51è édition du Symposium mondial du nucléaire (WNS 2026) : Faure Gnassingbé à Londres

Le Président du Conseil, Faure Essozimna Gnassingbé , est au Royaume-Uni depuis quelques heures. Il participe aux travaux de la 51ᵉ édition du Symposium mondial du nucléaire (WNS 2026), un rendez-vous majeur qui réunit dirigeants politiques, experts, investisseurs, innovateurs et opérateurs de la filière nucléaire, à Londres.

Ainsi, le Togo entend renforcer sa présence dans les discussions internationales sur l’avenir de l’énergie nucléaire.

Il faut préciser que le symposium de Londres planche sur le thème « De l’ambition à l’action ». C’est une édition se tient dans un contexte international marqué par une volonté d’accélérer le développement de l’énergie nucléaire, avec notamment l’objectif de tripler les capacités nucléaires mondiales à l’horizon 2050. Les participants examinent les conditions nécessaires pour transformer les engagements politiques en projets concrets, notamment à travers la mobilisation de financements innovants et une meilleure maîtrise de la chaîne de valeur nucléaire.

Notons que  la participation de Faure Gnassingbé symbolise  une nouvelle étape dans la recherche de solutions destinées à diversifier le mix énergétique national.

À Londres, le Président du Conseil entend réaffirmer l’engagement du Togo dans le développement de l’énergie nucléaire civile, approfondir les échanges avec les acteurs majeurs du secteur et identifier des partenariats susceptibles d’accompagner les ambitions énergétiques du pays.

Pour les décideurs du monde,  il est question  également de répondre à la nécessité d’offrir aux populations une énergie fiable, accessible, abordable et durable, tout en soutenant les besoins croissants de l’économie togolaise. Le nucléaire apparaît ainsi, dans la stratégie portée par Lomé, comme l’une des pistes susceptibles de contribuer à la sécurisation de l’approvisionnement énergétique à long terme.

Une démarche qui s’inscrit aussi dans l’engagement du Togo au sein des instances internationales du nucléaire.

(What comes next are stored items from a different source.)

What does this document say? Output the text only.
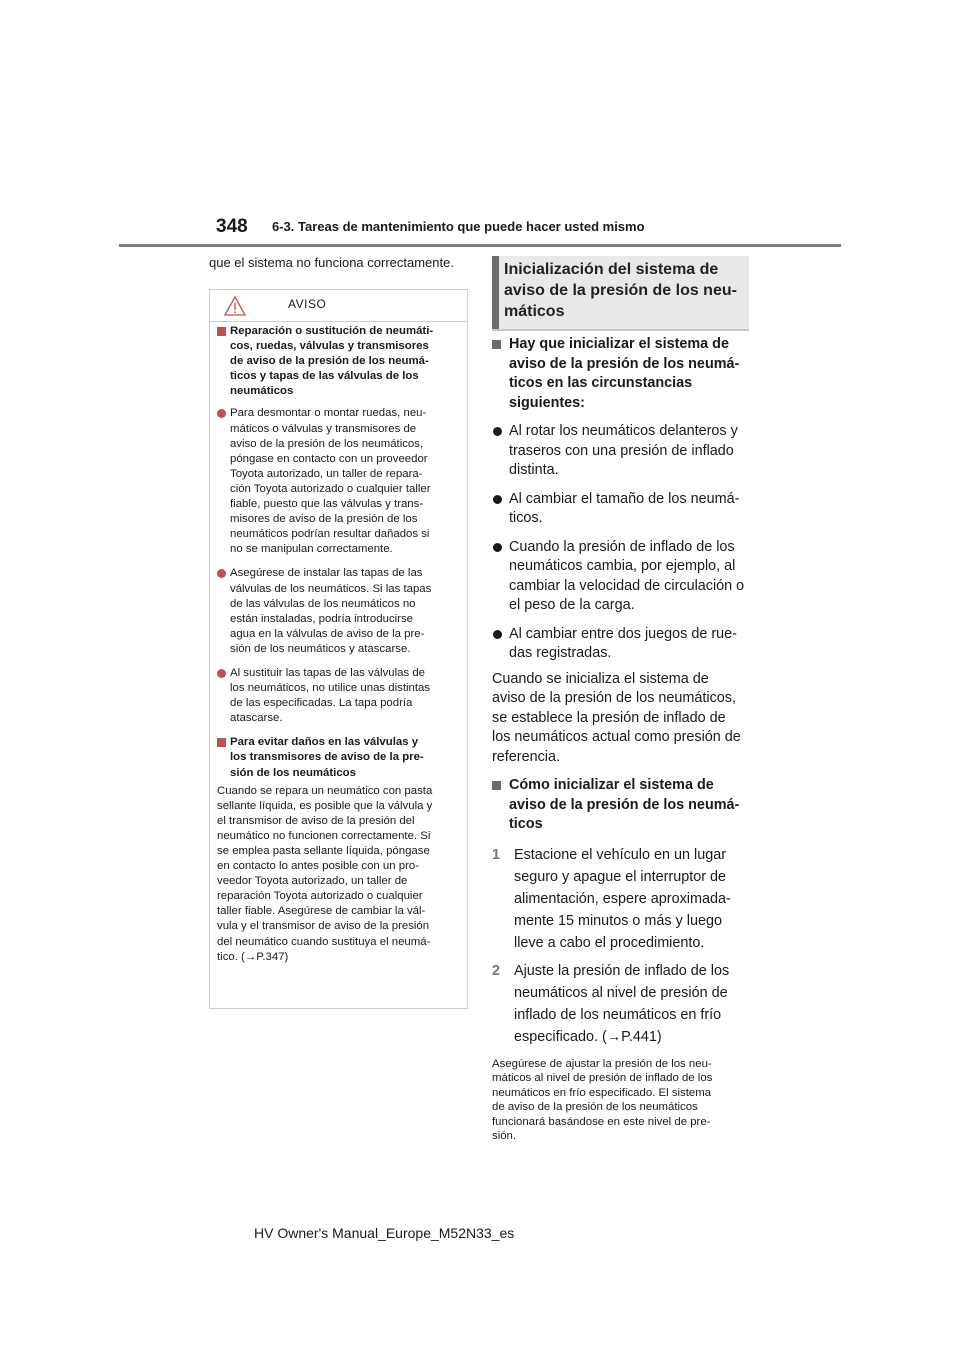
348 6-3. Tareas de mantenimiento que puede hacer usted mismo
que el sistema no funciona correctamente.
AVISO
Reparación o sustitución de neumáti-
cos, ruedas, válvulas y transmisores
de aviso de la presión de los neumá-
ticos y tapas de las válvulas de los
neumáticos
Para desmontar o montar ruedas, neu-
máticos o válvulas y transmisores de
aviso de la presión de los neumáticos,
póngase en contacto con un proveedor
Toyota autorizado, un taller de repara-
ción Toyota autorizado o cualquier taller
fiable, puesto que las válvulas y trans-
misores de aviso de la presión de los
neumáticos podrían resultar dañados si
no se manipulan correctamente.
Asegúrese de instalar las tapas de las
válvulas de los neumáticos. Si las tapas
de las válvulas de los neumáticos no
están instaladas, podría introducirse
agua en la válvulas de aviso de la pre-
sión de los neumáticos y atascarse.
Al sustituir las tapas de las válvulas de
los neumáticos, no utilice unas distintas
de las especificadas. La tapa podría
atascarse.
Para evitar daños en las válvulas y
los transmisores de aviso de la pre-
sión de los neumáticos

Cuando se repara un neumático con pasta
sellante líquida, es posible que la válvula y
el transmisor de aviso de la presión del
neumático no funcionen correctamente. Si
se emplea pasta sellante líquida, póngase
en contacto lo antes posible con un pro-
veedor Toyota autorizado, un taller de
reparación Toyota autorizado o cualquier
taller fiable. Asegúrese de cambiar la vál-
vula y el transmisor de aviso de la presión
del neumático cuando sustituya el neumá-
tico. (→P.347)

Inicialización del sistema de
aviso de la presión de los neu-
máticos
Hay que inicializar el sistema de
aviso de la presión de los neumá-
ticos en las circunstancias
siguientes:
Al rotar los neumáticos delanteros y
traseros con una presión de inflado
distinta.
Al cambiar el tamaño de los neumá-
ticos.
Cuando la presión de inflado de los
neumáticos cambia, por ejemplo, al
cambiar la velocidad de circulación o
el peso de la carga.
Al cambiar entre dos juegos de rue-
das registradas.
Cuando se inicializa el sistema de
aviso de la presión de los neumáticos,
se establece la presión de inflado de
los neumáticos actual como presión de
referencia.
Cómo inicializar el sistema de
aviso de la presión de los neumá-
ticos
1 Estacione el vehículo en un lugar
seguro y apague el interruptor de
alimentación, espere aproximada-
mente 15 minutos o más y luego
lleve a cabo el procedimiento.
2 Ajuste la presión de inflado de los
neumáticos al nivel de presión de
inflado de los neumáticos en frío
especificado. (→P.441)
Asegúrese de ajustar la presión de los neu-
máticos al nivel de presión de inflado de los
neumáticos en frío especificado. El sistema
de aviso de la presión de los neumáticos
funcionará basándose en este nivel de pre-
sión.
HV Owner's Manual_Europe_M52N33_es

Membre du Conseil des gouverneurs de l’Agence internationale de l’énergie atomique (AIEA), le Togo démontre sa disponibilité à contribuer davantage aux réflexions africaines sur l’utilisation pacifique de l’atome et sur son potentiel en matière de développement économique et de souveraineté énergétique.

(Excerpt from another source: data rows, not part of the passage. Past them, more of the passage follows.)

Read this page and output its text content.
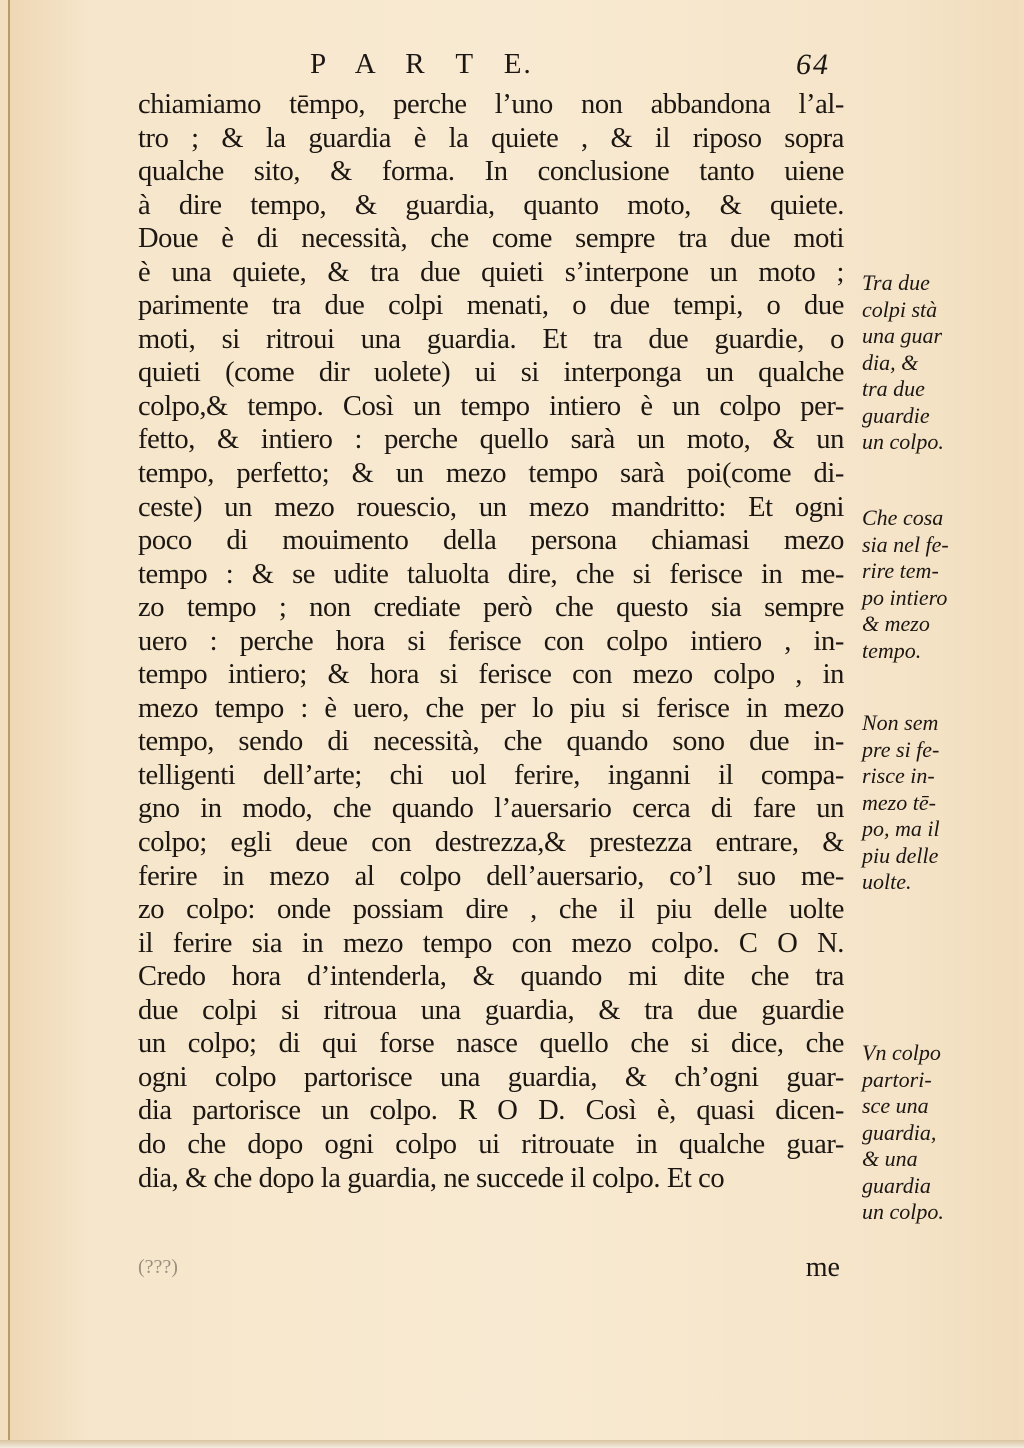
P A R T E.	64
chiamiamo tēmpo, perche l’uno non abbandona l’al-
tro ; & la guardia è la quiete , & il riposo sopra
qualche sito, & forma. In conclusione tanto uiene
à dire tempo, & guardia, quanto moto, & quiete.
Doue è di necessità, che come sempre tra due moti
è una quiete, & tra due quieti s’interpone un moto ;
parimente tra due colpi menati, o due tempi, o due
moti, si ritroui una guardia. Et tra due guardie, o
quieti (come dir uolete) ui si interponga un qualche
colpo,& tempo. Così un tempo intiero è un colpo per-
fetto, & intiero : perche quello sarà un moto, & un
tempo, perfetto; & un mezo tempo sarà poi(come di-
ceste) un mezo rouescio, un mezo mandritto: Et ogni
poco di mouimento della persona chiamasi mezo
tempo : & se udite taluolta dire, che si ferisce in me-
zo tempo ; non crediate però che questo sia sempre
uero : perche hora si ferisce con colpo intiero , in-
tempo intiero; & hora si ferisce con mezo colpo , in
mezo tempo : è uero, che per lo piu si ferisce in mezo
tempo, sendo di necessità, che quando sono due in-
telligenti dell’arte; chi uol ferire, inganni il compa-
gno in modo, che quando l’auersario cerca di fare un
colpo; egli deue con destrezza,& prestezza entrare, &
ferire in mezo al colpo dell’auersario, co’l suo me-
zo colpo: onde possiam dire , che il piu delle uolte
il ferire sia in mezo tempo con mezo colpo. C O N.
Credo hora d’intenderla, & quando mi dite che tra
due colpi si ritroua una guardia, & tra due guardie
un colpo; di qui forse nasce quello che si dice, che
ogni colpo partorisce una guardia, & ch’ogni guar-
dia partorisce un colpo. R O D. Così è, quasi dicen-
do che dopo ogni colpo ui ritrouate in qualche guar-
dia, & che dopo la guardia, ne succede il colpo. Et co
(???)	me
Tra due
colpi stà
una guar
dia, &
tra due
guardie
un colpo.
Che cosa
sia nel fe-
rire tem-
po intiero
& mezo
tempo.
Non sem
pre si fe-
risce in-
mezo tē-
po, ma il
piu delle
uolte.
Vn colpo
partori-
sce una
guardia,
& una
guardia
un colpo.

Rappelons que le Togo avait déjà marqué sa présence au Sommet sur l’innovation en matière d’énergie nucléaire en Afrique (NEISA 2026), organisé à Kigali. Faure Gnassingbé y avait plaidé pour une coopération africaine renforcée dans le domaine du nucléaire civil. Cette dynamique connaîtra une nouvelle étape avec l’organisation à Lomé, du 1er au 3 juin 2027, de la troisième édition du NEISA, qui réunira de nouveau les principaux acteurs africains autour de l’innovation et des perspectives de l’énergie nucléaire.

À Londres, le Togo entend profiter de la nouvelle plateforme pour défendre ses intérêts, explorer de nouveaux partenariats et inscrire ses ambitions énergétiques dans les grandes transformations du secteur à l’échelle mondiale. Pour Lomé, l’objectif est désormais clair : passer de l’intérêt pour le nucléaire à la construction de solutions énergétiques capables d’accompagner durablement le développement du pays.